Ferroptosis, an iron-dependent form of regulated cell death driven by lipid peroxidation, may contribute to PCOS pathogenesis. Multi-omics studies indicate that glutathione metabolism disruption and ferroptosis overactivation, resulting from glutathione peroxidase 4 (GPX4) deficiency in endometrial epithelial cells, are direct consequences of the prolonged proliferative phase in PCOS endometrium (Ye et al., 2025). Concurrently, the analysis of several Gene Expression Omnibus datasets indicates the differential expression of ferroptosis-related genes in PCOS (Lin et al., 2023). Recent evidence suggests that iron metabolism dysregulation and ferroptosis can impair granulosa cell function, disrupt follicular development, and compromise uterine receptivity, all of which contribute to implantation failure and early pregnancy loss (Hu et al., 2025). Tissue-specific ferroptosis has been identified in PCOS patients and animal models, affecting the liver, ovarian granulosa cells, and endometrium (Zheng et al., 2023; Zhang et al., 2022; Zheng et al., 2023). These ferroptosis events correlate with PCOS features, including hyperandrogenemia, metabolic disturbances (e.g., hepatic steatosis and insulin resistance), and reproductive abnormalities (e.g., anovulation and endometrial dysfunction) (Zheng et al., 2023; Li et al., 2024; Peng et al., 2023; Zhang et al., 2020; Zheng et al., 2023). Ferroptosis further promotes inflammation through oxidized arachidonic acid-mediated lipoxygenase activation and immunogenic damage-associated molecular patterns (Sun et al., 2020), thus exacerbating PCOS pathologies such as hormonal disruption and ovarian dysfunction (Eltokhy et al., 2025). Ferroptosis thus acts as a proximal mediator translating insulin resistance, metabolic dysregulation, and inflammation into tissue damage in PCOS. Inhibiting ferroptosis might therefore offer a promising therapeutic strategy, potentially overcoming the limitations of current symptomatic treatments like insulin sensitizers and anti-androgens by addressing the core mechanism of cellular injury.

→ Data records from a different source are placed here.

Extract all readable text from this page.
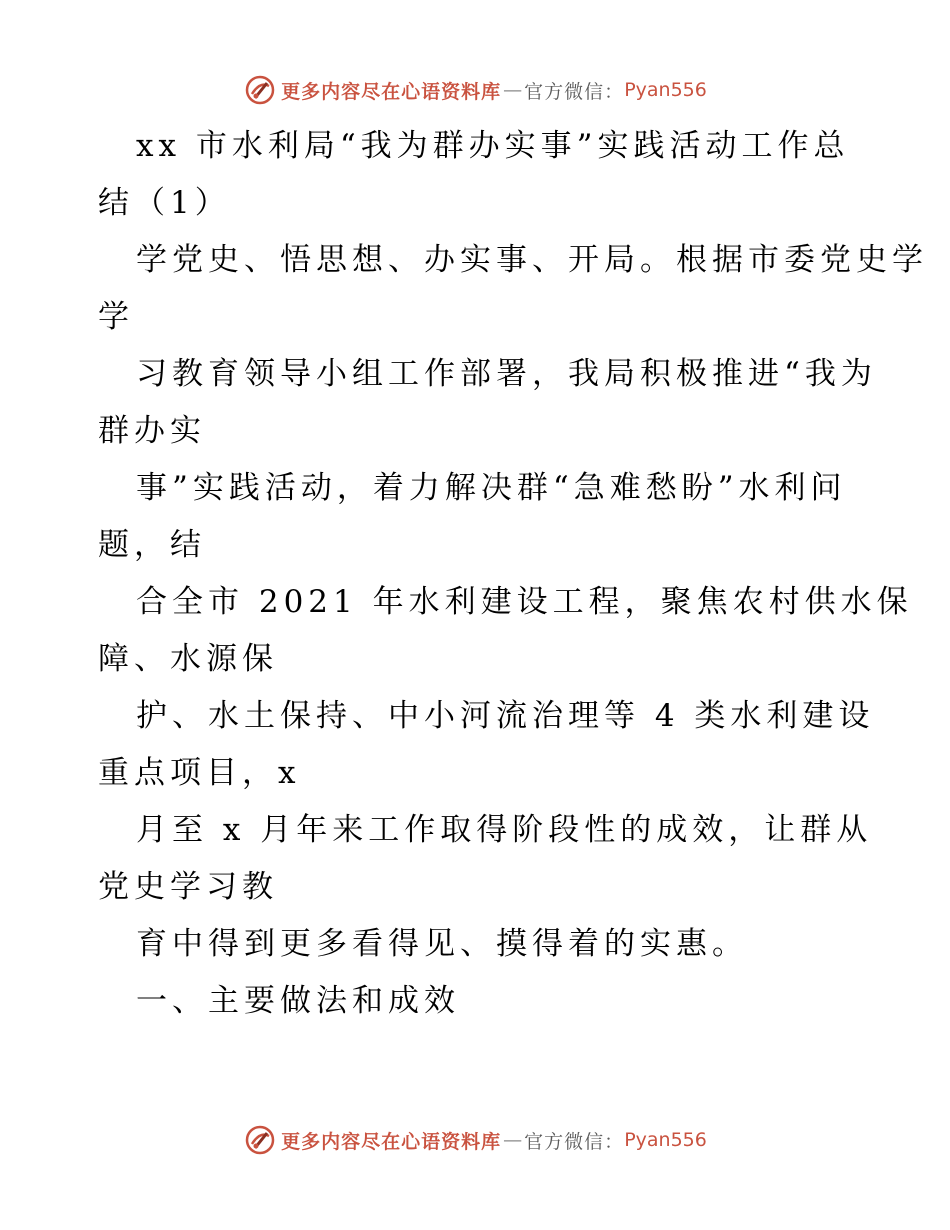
更多内容尽在心语资料库 — 官方微信： Pyan556
xx 市水利局“我为群办实事”实践活动工作总
结（1）
学党史、悟思想、办实事、开局。根据市委党史学
学
习教育领导小组工作部署，我局积极推进“我为
群办实
事”实践活动，着力解决群“急难愁盼”水利问
题，结
合全市 2021 年水利建设工程，聚焦农村供水保
障、水源保
护、水土保持、中小河流治理等 4 类水利建设
重点项目，x
月至 x 月年来工作取得阶段性的成效，让群从
党史学习教
育中得到更多看得见、摸得着的实惠。
一、主要做法和成效
更多内容尽在心语资料库 — 官方微信： Pyan556
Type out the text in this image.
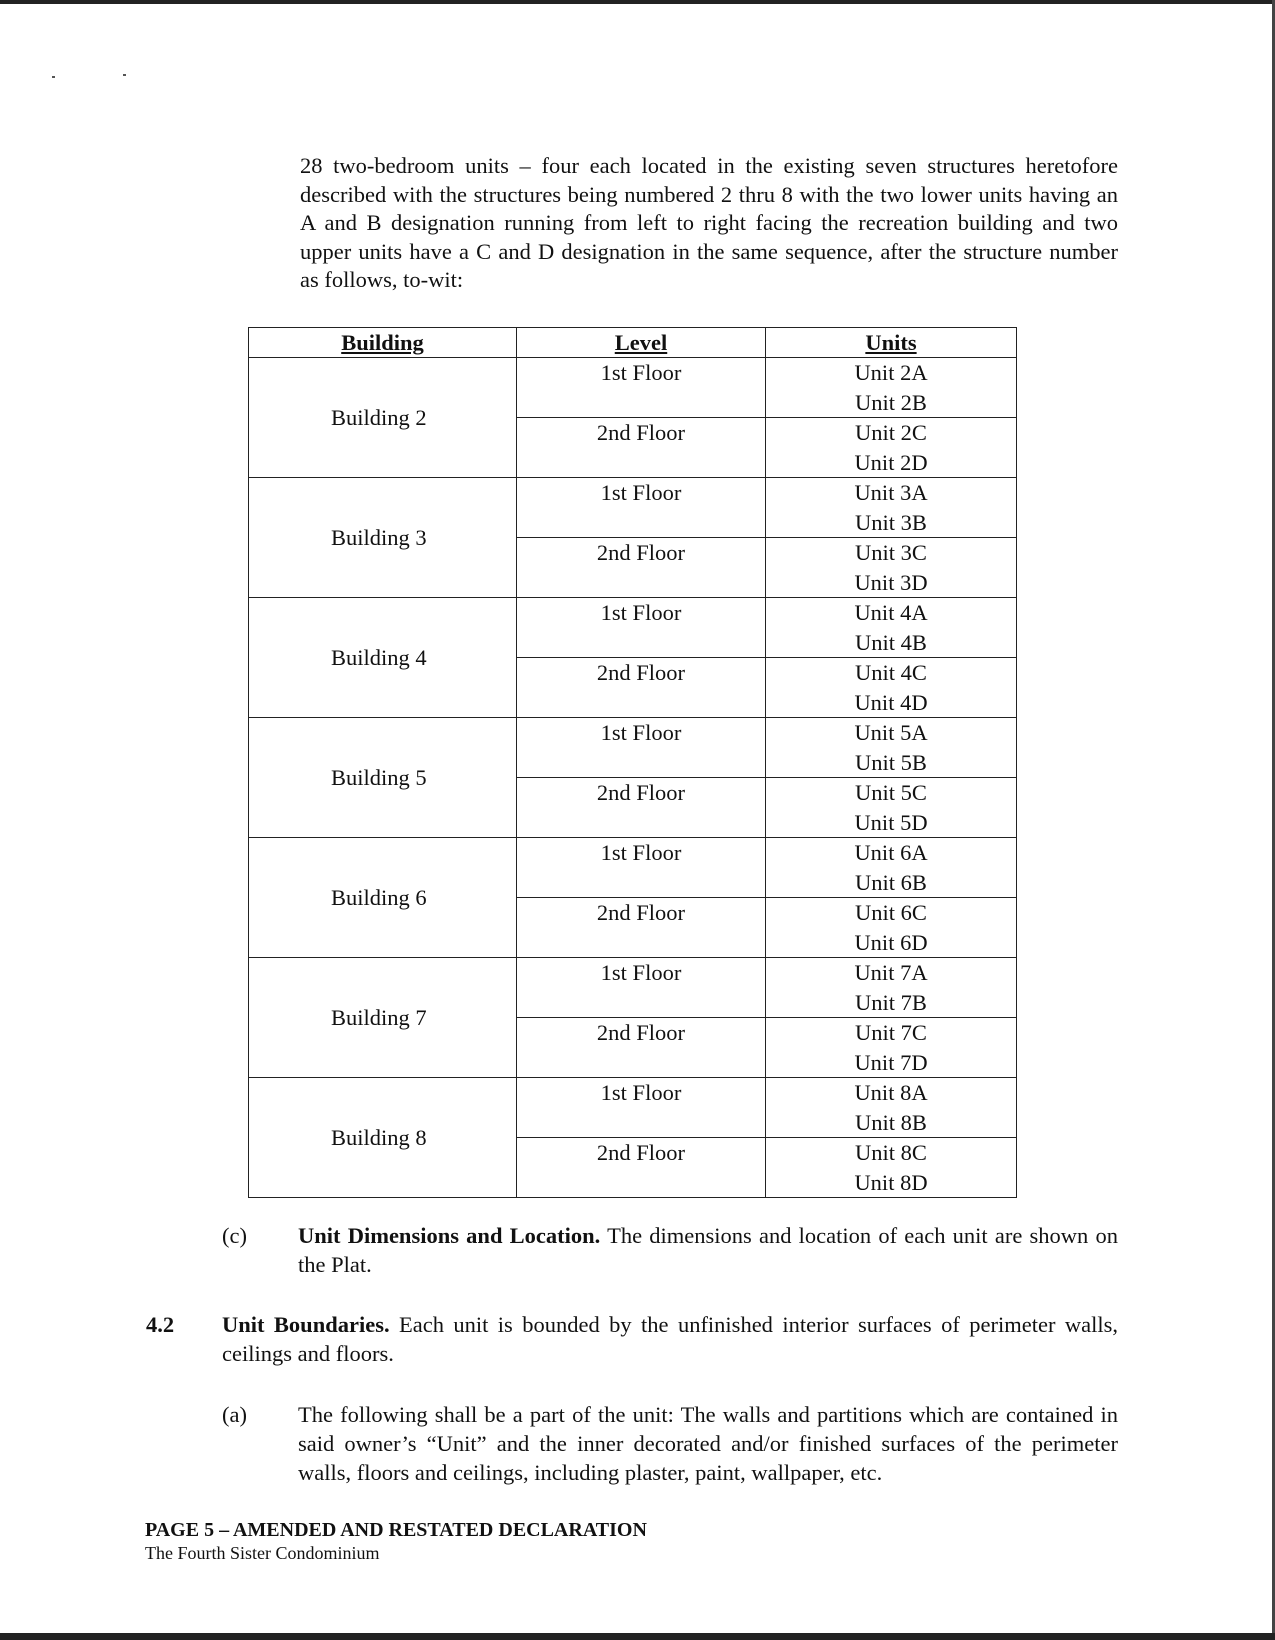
28 two-bedroom units – four each located in the existing seven structures heretofore described with the structures being numbered 2 thru 8 with the two lower units having an A and B designation running from left to right facing the recreation building and two upper units have a C and D designation in the same sequence, after the structure number as follows, to-wit:

Building	Level	Units
Building 2	1st Floor	Unit 2A
Unit 2B

	2nd Floor	Unit 2C
Unit 2D

Building 3	1st Floor	Unit 3A
Unit 3B

	2nd Floor	Unit 3C
Unit 3D

Building 4	1st Floor	Unit 4A
Unit 4B

	2nd Floor	Unit 4C
Unit 4D

Building 5	1st Floor	Unit 5A
Unit 5B

	2nd Floor	Unit 5C
Unit 5D

Building 6	1st Floor	Unit 6A
Unit 6B

	2nd Floor	Unit 6C
Unit 6D

Building 7	1st Floor	Unit 7A
Unit 7B

	2nd Floor	Unit 7C
Unit 7D

Building 8	1st Floor	Unit 8A
Unit 8B

	2nd Floor	Unit 8C
Unit 8D
(c) Unit Dimensions and Location. The dimensions and location of each unit are shown on the Plat.
4.2 Unit Boundaries. Each unit is bounded by the unfinished interior surfaces of perimeter walls, ceilings and floors.
(a) The following shall be a part of the unit: The walls and partitions which are contained in said owner’s “Unit” and the inner decorated and/or finished surfaces of the perimeter walls, floors and ceilings, including plaster, paint, wallpaper, etc.
PAGE 5 – AMENDED AND RESTATED DECLARATION
The Fourth Sister Condominium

Network pharmacology and molecular docking analyses have shown that the pathways enriched for YZD in PCOS involve the ferroptosis-related PPAR signaling pathway (Yu et al., 2022). Furthermore, the herbal constituents of YZD have demonstrated ferroptosis-modulating activities. For example, Rehmannioside A from Rehmannia glutinosa (Gaertn.) Libosch. ex DC. alleviates ferroptosis-mediated cognitive impairment in cerebral ischemia by regulating the Solute Carrier Family 7 Member 11 (SLC7A11)/GPX4 axis (Fu et al., 2022). Paeoniflorin from Paeonia lactiflora Pall. enhances GPX4 activity and reduces malondialdehyde (MDA) accumulation, thereby improving neurological outcomes (Zhi et al., 2024). Angelica sinensis polysaccharide from Angelica sinensis (Oliv.) Diels suppresses GPX4 expression and reverses cisplatin resistance in ovarian cancer cells (Guo, W. et al., 2024), while morroniside from Cornus officinalis Siebold & Zucc. reduces iron levels and upregulates GPX4, thus protecting dopaminergic neurons in models of Parkinson's disease (Li et al., 2023). Collectively, these findings suggest that the TCM formula YZD and its component herbs exhibit ferroptosis-modulating properties. Nonetheless, the precise molecular mechanisms through which this regulation ameliorates the pathological features of PCOS require further in-depth investigation. Building upon this foundation, we hypothesized that YZD also ameliorates reproductive and metabolic dysfunction in PCOS by targeting the ferroptosis pathway. This study utilized a dihydrotestosterone (DHT)-induced hyperandrogenism mouse model, which also exhibits insulin resistance, as a classic model to mimic PCOS pathological features and to investigate its underlying mechanisms (Rodriguez Paris et al., 2021). Our study demonstrates that YZD improves PCOS-related metabolic and reproductive dysfunction through tissue-specific bidirectional regulation of ferroptosis markers in hepatic, ovarian, and uterine tissues.